A few miles away from where I live, soldiers are training. The land is wild, craggy, bleak. Its grand, wide openness is captivating. But one false step – and whoosh you’ll be pulled in and …

There is a spot there marked by stones said to be, and to honour, the feminine and where women have come for hundreds of years – perhaps they hold still inside them the knowing and honouring of the deep intimate interbeing of humans and Earth. Maybe they are barely conscious of what they are doing when they visit – what brings them is a sense of loss perhaps, the need for reconnection and the keeping of local custom. Who knows?

The soldiers march through, seemingly oblivious to this Life they stomp all over, and then rest amongst the stones and eat. I watch from a distance until the troops pass, their traces echoing in the ground. They are no doubt training for the military campaign in Afghanistan. It made sense of the strange feelings I had had, the desperate need to tear away from this area, this firing line.
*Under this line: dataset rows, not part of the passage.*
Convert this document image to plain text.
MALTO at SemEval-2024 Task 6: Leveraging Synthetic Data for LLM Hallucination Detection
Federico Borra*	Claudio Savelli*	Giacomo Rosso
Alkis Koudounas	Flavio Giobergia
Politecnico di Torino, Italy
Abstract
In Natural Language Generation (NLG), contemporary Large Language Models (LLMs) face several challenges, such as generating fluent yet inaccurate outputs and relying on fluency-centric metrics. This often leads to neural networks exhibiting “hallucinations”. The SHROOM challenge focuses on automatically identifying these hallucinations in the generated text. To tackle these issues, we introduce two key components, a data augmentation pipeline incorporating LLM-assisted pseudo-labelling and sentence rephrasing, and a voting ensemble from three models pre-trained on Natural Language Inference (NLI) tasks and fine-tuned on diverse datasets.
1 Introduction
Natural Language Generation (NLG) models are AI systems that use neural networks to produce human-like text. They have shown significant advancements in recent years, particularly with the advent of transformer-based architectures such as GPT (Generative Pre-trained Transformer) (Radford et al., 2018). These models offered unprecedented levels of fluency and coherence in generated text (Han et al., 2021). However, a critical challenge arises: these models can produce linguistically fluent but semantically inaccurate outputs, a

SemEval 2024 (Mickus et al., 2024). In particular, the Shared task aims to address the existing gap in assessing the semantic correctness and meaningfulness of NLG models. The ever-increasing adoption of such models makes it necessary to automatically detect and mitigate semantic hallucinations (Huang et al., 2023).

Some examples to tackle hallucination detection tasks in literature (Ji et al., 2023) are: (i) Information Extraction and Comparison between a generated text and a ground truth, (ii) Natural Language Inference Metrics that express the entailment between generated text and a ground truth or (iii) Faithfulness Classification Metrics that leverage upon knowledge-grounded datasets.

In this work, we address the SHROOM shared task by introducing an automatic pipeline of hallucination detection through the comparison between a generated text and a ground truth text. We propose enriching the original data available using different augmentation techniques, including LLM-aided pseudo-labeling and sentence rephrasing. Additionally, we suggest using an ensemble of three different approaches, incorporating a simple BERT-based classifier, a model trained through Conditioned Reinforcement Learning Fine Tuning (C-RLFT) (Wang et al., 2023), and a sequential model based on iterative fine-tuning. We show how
Yet in mind and somewhere else it made no sense. Yes it is dark, it is damp … and yet so beautiful. It is hard to leave.

So I just held these tensions. Like a fighting between left and right arm, a disconnection between mind and body, the mind going after what it will and the heart buried underneath it all. Eventually I could do nothing other than pray. Accept. This is how it is. I am deeply connected through the Earth to both places which are fighting each other – as indeed we all are. And then some peace came.

The pain is in the earth here. Here in the UK – it may be more obvious in the other countries far away, but it is one Earth just as the body knows the pain in the elbow and knee equally, and where it all started is never quite clear. If the fighting in South Asia can somehow be linked to eruptions in the land there, cannot the preparations for warfare here and all the past battles affect the land here in the UK? And cannot in turn the hurt in the land affect us, and our suffering,  the land?

Holders of this earth-sensing and wisdom around the globe are increasingly depressed and in distress as they become traumatised by this unacknowledged in-earthness of us all, often totally unaware of this aspect of Life – that so much of what we pathologise within individuals, see as their projections onto the outer, and then try to heal within them as individuals alone, is in all of us. Is in Earth. It is her suffering. Her deep, dark depression. It is one.